Being a mature adult to me is being able to see compatibility from an objective POV, and you're really screwing up if you are willing to play into a crush if the person you're with is truly a compatible match. Of course I never had any intention of acting on it. So I just let it run its course. They usually happen because the person reminds me of my SO in some way. I tell my SO about it, they roll their eyes and tease me about it, and a week later, I'm completely over it.

It only lasted six months though. The relationship was pretty bad, and I should have ended it much sooner, but that was one of my first warning signs that things were not going to last.

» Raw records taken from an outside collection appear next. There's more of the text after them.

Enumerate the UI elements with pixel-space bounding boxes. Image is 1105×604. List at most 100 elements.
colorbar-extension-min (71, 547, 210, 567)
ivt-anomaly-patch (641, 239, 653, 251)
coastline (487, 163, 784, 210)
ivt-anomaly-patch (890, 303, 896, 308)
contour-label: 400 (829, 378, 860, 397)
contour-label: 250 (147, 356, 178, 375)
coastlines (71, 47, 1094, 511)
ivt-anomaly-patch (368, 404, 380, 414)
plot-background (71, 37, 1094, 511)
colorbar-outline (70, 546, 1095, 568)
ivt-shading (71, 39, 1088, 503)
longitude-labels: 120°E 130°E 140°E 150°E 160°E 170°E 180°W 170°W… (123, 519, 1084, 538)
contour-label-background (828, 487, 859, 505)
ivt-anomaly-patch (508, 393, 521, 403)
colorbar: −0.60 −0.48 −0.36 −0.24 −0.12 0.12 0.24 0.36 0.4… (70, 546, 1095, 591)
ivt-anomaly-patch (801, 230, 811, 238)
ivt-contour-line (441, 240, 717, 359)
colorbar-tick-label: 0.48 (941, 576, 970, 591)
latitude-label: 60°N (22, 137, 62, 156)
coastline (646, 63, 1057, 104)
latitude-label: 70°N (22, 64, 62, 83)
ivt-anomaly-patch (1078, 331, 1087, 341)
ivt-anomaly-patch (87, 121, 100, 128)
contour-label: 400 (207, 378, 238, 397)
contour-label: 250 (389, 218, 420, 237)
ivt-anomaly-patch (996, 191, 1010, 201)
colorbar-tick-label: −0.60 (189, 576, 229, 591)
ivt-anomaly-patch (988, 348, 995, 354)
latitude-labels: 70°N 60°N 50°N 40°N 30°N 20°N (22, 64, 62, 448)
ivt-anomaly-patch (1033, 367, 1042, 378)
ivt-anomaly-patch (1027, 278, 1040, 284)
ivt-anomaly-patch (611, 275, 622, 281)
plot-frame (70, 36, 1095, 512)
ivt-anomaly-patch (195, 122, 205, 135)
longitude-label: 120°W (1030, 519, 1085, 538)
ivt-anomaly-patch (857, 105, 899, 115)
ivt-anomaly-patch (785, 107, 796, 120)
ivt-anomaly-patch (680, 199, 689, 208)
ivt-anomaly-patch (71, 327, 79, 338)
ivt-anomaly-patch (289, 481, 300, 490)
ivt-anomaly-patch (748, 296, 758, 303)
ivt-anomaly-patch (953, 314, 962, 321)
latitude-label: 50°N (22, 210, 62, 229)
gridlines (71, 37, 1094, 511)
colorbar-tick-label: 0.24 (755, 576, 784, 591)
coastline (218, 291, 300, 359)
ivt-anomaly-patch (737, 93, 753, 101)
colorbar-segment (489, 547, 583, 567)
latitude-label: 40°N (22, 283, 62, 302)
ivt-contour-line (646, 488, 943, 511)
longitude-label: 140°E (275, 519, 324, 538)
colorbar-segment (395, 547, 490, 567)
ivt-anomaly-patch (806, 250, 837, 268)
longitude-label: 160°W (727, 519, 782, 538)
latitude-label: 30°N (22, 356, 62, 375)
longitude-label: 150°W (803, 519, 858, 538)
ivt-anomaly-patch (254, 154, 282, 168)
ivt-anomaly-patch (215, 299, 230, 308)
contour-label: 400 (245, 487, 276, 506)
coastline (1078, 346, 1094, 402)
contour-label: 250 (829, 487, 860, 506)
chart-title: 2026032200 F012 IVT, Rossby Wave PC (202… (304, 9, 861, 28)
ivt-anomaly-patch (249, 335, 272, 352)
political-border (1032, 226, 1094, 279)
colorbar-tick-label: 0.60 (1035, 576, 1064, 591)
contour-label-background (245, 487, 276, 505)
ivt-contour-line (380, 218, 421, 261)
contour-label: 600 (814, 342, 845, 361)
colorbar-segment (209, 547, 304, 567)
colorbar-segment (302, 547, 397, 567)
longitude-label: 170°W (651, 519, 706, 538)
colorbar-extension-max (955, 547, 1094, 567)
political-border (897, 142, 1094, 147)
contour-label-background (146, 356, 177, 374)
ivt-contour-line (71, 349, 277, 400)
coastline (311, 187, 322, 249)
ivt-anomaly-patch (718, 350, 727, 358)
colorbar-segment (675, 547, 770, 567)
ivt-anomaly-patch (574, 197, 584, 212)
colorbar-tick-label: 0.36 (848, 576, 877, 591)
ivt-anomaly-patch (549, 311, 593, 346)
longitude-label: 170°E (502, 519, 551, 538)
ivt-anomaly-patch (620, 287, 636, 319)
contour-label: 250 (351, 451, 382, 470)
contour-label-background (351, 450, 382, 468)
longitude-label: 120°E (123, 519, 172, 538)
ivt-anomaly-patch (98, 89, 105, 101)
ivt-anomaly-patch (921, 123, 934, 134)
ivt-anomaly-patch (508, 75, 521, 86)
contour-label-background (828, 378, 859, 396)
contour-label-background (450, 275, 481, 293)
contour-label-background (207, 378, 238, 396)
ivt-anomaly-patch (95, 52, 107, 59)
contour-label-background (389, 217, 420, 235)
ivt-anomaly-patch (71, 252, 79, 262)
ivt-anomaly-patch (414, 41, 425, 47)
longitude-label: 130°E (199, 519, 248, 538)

Some of them were just me finding them attractive and flirting, some of them I was interested in and if they would've made a move I would've had some decisions to make, and the last one made me end my relationship.

Not because I saw some brilliant future with this new guy, but [because] I knew if I felt like that about someone else, I didn't feel the right way about the guy I was with. What helps in my situation is that my husband and I are both bisexual, and for the most part are interested in the same kinds of people. It works. It's natural to be attracted to other people despite being in a committed relationship.

But that's the thing. It's a thought, it passes. If it lingers and manifests into something else, I would think that's a problem. A 'crush' sounds like something that involves unrequited romantic feelings.

I haven't had any feelings like that since I've been with my current partner, so there's nothing to act on. A self-esteem boost? A peek into your lizard brain? In the emotional realm, black-and-white rules constrict us to black-and-white thinking.

They take the emotionality out of the reason we behave the way we do. Only you can find that answer within yourself — just give yourself a little time and space to sift it out.

By Rachel Siemens. By Gyan Yankovich. By Daniela Guerrero. By Amalie MacGowan.